RDC-Rwanda: plusieurs officiers visés par les sanctions de l’Union Européenne

En avant-plan, Sulutani Makenga, le chef de la branche armée de la rébellion du M23 à Goma le 20 novembre 2012


L’Union européenne planche sur une nouvelle liste de sanctions à l’initiative de plusieurs Etats membres de l’UE. Des discussions sont en cours à Bruxelles pour imposer de nouvelles sanctions à l’encontre de responsables de l’armée congolaise. Fait inédit, la liste proposée comporte également le nom d’un officier rwandais, accusé d’œuvrer auprès des rebelles du M23 dans la province du Nord-Kivu.

L’Union européenne (UE) pourrait adopter un nouveau train de sanctions contre des responsables des Forces armées de la République démocratique du Congo (FARDC). Une liste en ce sens a été préparée conjointement par plusieurs Etats membres, en l’occurrence, les Pays-Bas, la Belgique et l’Allemagne. Les noms qui y figurent demeurent sujets à caution, mais sont liés aux différents conflits en cours dans l’est de la RDC. C’est le cas notamment de la guerre menée par les FARDC contre le M23, un mouvement rebelle soutenu en sous-main par Kigali, comme l’ont documenté les Nations unies (AI du 18/06/23).

En décembre 2022, l’UE avait déjà placé sous sanctions huit responsables de groupes armés, dont le porte-parole du M23, Willy Ngoma, mais aussi Ruvugayimikore Protogène, l’un des chefs des Forces démocratiques de libération du Rwanda (FDLR), un mouvement constitué à l’origine d’anciens génocidaires hutus et particulièrement dans le viseur de Kigali – et sur lequel s’appuient régulièrement les FARDC contre le M23. En visant ces deux mouvements hostiles l’un à l’autre, Bruxelles cherchait à les renvoyer dos à dos, en mettant en exergue leurs exactions contre les civils.

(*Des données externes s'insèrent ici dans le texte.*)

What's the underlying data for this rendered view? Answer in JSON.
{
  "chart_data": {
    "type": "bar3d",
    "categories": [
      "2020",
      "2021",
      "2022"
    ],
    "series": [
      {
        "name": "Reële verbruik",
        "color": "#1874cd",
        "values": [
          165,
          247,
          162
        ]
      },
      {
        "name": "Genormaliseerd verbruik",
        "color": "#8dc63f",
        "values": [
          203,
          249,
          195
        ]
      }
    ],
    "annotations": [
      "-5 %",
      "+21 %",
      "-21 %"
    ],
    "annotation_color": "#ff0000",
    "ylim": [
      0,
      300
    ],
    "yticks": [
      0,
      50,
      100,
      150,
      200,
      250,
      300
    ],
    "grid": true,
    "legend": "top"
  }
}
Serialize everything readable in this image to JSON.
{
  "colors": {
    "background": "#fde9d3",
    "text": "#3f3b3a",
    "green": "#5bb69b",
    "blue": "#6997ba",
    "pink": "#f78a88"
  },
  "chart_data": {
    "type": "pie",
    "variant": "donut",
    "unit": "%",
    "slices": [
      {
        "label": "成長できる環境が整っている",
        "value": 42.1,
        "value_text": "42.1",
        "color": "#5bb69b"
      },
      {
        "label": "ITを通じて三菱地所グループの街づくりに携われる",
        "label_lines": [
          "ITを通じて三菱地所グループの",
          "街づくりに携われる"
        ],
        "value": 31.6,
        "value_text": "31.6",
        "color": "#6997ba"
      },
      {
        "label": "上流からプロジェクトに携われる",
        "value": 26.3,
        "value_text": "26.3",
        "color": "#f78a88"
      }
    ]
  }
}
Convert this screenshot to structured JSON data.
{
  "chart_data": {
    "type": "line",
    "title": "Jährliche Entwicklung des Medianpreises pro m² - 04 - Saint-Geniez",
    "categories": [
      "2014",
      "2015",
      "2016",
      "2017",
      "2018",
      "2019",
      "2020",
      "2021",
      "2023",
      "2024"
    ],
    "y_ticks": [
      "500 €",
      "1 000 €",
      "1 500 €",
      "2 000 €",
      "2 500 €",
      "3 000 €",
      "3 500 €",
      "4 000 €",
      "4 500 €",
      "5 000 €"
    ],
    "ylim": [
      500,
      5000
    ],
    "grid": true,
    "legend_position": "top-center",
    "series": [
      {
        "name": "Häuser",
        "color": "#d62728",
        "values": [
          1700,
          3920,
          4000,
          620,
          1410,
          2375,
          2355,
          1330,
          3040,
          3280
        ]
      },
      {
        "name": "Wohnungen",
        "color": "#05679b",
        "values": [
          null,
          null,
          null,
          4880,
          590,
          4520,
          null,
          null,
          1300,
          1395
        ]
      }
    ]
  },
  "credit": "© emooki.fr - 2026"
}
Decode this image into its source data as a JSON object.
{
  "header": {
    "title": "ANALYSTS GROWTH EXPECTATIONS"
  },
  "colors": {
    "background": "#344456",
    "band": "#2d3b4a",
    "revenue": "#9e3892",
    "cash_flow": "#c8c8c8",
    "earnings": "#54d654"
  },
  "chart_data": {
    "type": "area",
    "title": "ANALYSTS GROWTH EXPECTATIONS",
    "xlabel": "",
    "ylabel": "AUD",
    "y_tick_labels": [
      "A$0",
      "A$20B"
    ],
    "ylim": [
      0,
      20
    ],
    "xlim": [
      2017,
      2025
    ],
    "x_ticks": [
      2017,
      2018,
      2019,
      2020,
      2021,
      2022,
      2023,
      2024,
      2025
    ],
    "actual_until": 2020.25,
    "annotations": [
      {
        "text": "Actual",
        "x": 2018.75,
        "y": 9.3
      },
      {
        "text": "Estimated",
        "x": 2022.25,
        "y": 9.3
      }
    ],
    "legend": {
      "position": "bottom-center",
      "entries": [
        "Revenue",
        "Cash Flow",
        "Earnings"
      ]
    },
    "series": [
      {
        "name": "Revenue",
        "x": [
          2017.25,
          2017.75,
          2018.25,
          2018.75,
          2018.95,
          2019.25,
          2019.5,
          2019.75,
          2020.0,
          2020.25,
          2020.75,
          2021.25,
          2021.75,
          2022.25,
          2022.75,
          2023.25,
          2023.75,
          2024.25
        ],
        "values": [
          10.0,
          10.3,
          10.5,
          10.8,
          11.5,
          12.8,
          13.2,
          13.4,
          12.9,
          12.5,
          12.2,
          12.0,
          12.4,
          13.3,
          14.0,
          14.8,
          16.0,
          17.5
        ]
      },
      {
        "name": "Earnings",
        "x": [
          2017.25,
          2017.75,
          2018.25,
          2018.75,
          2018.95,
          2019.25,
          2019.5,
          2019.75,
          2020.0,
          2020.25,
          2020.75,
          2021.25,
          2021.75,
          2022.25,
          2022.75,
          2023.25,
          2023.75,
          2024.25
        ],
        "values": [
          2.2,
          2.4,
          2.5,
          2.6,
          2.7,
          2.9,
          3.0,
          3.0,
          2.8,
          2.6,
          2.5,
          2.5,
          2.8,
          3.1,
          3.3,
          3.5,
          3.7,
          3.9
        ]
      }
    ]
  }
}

L’officier « Gasasira » dans la liste

Chose inédite, la liste proposée à l’UE, qui doit encore recueillir l’assentiment de l’ensemble des Etats membres, comporte le nom d’un officier issu des rangs des Rwanda Defence Forces (RDF). Selon nos informations, il s’agit du capitaine Jean-Pierre Niragire. Aussi connu sous l’alias « Gasasira », son nom figure dans le dernier rapport du groupe d’experts des Nations unies. Il y est présenté comme étant à la tête des troupes RDF, notamment des forces spéciales, déployées à partir de mai 2022 pour des opérations spécifiques dans la province du Nord-Kivu.

La présence sur cette liste de « Gasasira » peut étonner, l’officier en question étant de rang modeste : il reçoit lui-même des instructions du général de division Ruki Karusisi. Il s’agit surtout pour l’UE de signifier au régime de Paul Kagame la condamnation de son soutien au M23, et de faire suite aux différents rapports du groupe d’experts qui ont documenté l’appui décisif des RDF aux rebelles.

Discussions à Bruxelles
La proposition de ces nouvelles sanctions a été discutée à l’occasion d’une réunion début juillet du groupe de travail sur l’Afrique (COAFR), une instance relevant du Conseil européen. Si elle semble rencontrer peu de résistance de la part des autres pays membres, notamment de la France, cette liste a été diversement appréciée par les représentants du Service européen pour l’action extérieure (SEAE). En coulisses, ces derniers s’interrogent sur l’absence de prise de position, voire de sanctions, à l’égard des sociétés militaires privées détenues par des ressortissants européens qui prêtent main-forte aux FARDC dans leur lutte contre le M23 (AI du 06/01/23).

Au cours de la réunion, le SEAE a également questionné l’opportunité de poursuivre le soutien de Bruxelles au programme de désarmement, démobilisation, relèvement communautaire et stabilisation (PDDRCS), alors que le financement européen prévu à cet effet est de seulement 7 millions d’euros – un montant jugé dérisoire qu’ils proposent plutôt d’allouer à l’accueil des réfugiés au Rwanda. Face à l’opposition des Etats membres, ainsi que de la RDC, le SEAE a finalement fait marche arrière.

La diplomatie européenne, incarnée par son haut représentant pour les affaires étrangères et la politique de sécurité Josep Borrell, est régulièrement soupçonnée d’être sur une ligne pro-Kigali. Cela n’a toutefois pas empêché l’UE de publier le 7 juillet dernier un communiqué condamnant explicitement le soutien de Kigali au M23.